Certain documents usually require acknowledgments or witness signatures instead of a jurat, including:
- Wills
- Trusts
- Deeds
Using the wrong notarization can cause delays or rejections, so it’s important to match the document to the correct notarial act.
✅ What Makes a Jurat Valid?
For a jurat to be properly completed, all of the following must occur:
- Personal Appearance – The signer must physically appear before the notary.
- Oath or Affirmation – The notary administers an oath confirming the document’s truthfulness.
- Signature in Presence – The document is signed in front of the notary.
- Proper Certificate Language – The notary completes the jurat using “subscribed and sworn to” wording.
If any step is skipped, the jurat may be invalid.
A notary acknowledgment is a type of notarization that confirms who signed a document and that they did so willingly. This is particularly important for vacations owners who need to ensure their documentation is valid and recognized.
In an acknowledgment, the signer:
- appears in person before the notary,
- proves their identity, and
- confirms that the signature on the document is theirs and was made voluntarily.
Unlike a jurat, the signer does not swear that the contents are true. The notary is not judging accuracy—only identity and intent.
Think of an acknowledgment as the notary saying:
"Yes, this is the right person, and yes, they meant to sign this."
📄 What Types of Documents Require an Acknowledgment?
Acknowledgments are most commonly used for ownership, authority, and title-related documents, including:
- Deeds (Grant Deeds, Quitclaim Deeds, Warranty Deeds, etc.)
- Trust Documents (Trust agreements, amendments, certifications of trust)
- Powers of Attorney
- Corporate or LLC Documents authorizing real estate transactions
- Mortgage, Loan, and Refinance Documents
- Assignments and Transfers of Interest
These documents rely on acknowledgments because the key issue is who signed and whether they had authority, not whether the statements inside are "true."

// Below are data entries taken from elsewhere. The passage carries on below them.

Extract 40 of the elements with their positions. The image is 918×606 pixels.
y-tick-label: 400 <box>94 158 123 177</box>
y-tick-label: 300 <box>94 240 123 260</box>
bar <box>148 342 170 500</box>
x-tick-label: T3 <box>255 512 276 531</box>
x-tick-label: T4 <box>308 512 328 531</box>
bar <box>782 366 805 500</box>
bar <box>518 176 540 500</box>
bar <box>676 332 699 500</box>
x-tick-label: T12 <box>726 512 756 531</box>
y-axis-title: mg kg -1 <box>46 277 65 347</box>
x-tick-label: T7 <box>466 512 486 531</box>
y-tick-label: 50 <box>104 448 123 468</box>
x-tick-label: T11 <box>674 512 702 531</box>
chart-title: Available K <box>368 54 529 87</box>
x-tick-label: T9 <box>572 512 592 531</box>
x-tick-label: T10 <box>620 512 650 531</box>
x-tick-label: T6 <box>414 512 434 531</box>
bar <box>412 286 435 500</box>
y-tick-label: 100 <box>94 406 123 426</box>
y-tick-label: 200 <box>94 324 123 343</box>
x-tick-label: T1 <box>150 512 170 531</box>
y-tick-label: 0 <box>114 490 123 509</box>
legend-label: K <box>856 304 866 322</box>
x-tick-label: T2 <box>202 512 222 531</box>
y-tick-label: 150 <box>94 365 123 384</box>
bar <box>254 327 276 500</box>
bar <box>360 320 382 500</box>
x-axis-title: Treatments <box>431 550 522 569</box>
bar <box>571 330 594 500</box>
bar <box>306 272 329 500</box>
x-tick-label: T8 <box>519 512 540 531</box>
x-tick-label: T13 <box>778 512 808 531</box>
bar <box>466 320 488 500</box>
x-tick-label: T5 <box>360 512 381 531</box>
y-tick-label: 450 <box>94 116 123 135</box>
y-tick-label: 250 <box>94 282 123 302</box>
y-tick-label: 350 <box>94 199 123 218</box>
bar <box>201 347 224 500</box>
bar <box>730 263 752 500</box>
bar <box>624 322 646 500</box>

⚖️ Acknowledgment vs. Jurat: What’s the Real Difference?
This distinction matters—and using the wrong one can cause recording delays or rejections.
- Acknowledgment: Confirms identity and voluntary signing. No oath. No swearing to truth.
- Jurat: Requires an oath or affirmation that the document’s contents are true, and the document must be signed in front of the notary.
In short:
- Acknowledgment = identity + intent
- Jurat = truth + oath
🚫 Documents That Usually Do Not Use an Acknowledgment
Some documents require jurats or witness signatures instead, such as:
- Affidavits
- Sworn Statements
- Depositions
- Certain court filings
Using an acknowledgment where a jurat is required can invalidate the document.
✅ What Makes an Acknowledgment Valid?
For a proper acknowledgment, the following must occur:
- Personal Appearance – The signer must appear before the notary.
- Identity Verification – The notary confirms identity using acceptable ID.
- Acknowledgment of Signature – The signer confirms the signature is theirs and was made willingly.
- Correct Certificate Language – The notary completes the acknowledgment certificate required by state law.
Importantly, the document may be signed before appearing before the notary—as long as the signer acknowledges that the signature is theirs.
📝 Why the Right Notarization Matters
Using the correct notarial act helps ensure documents are:
- accepted by county recorders,
- relied upon by title companies,
- enforceable if ever questioned.
For vacations owners, when in doubt, it’s always better to confirm the correct notarization before signing.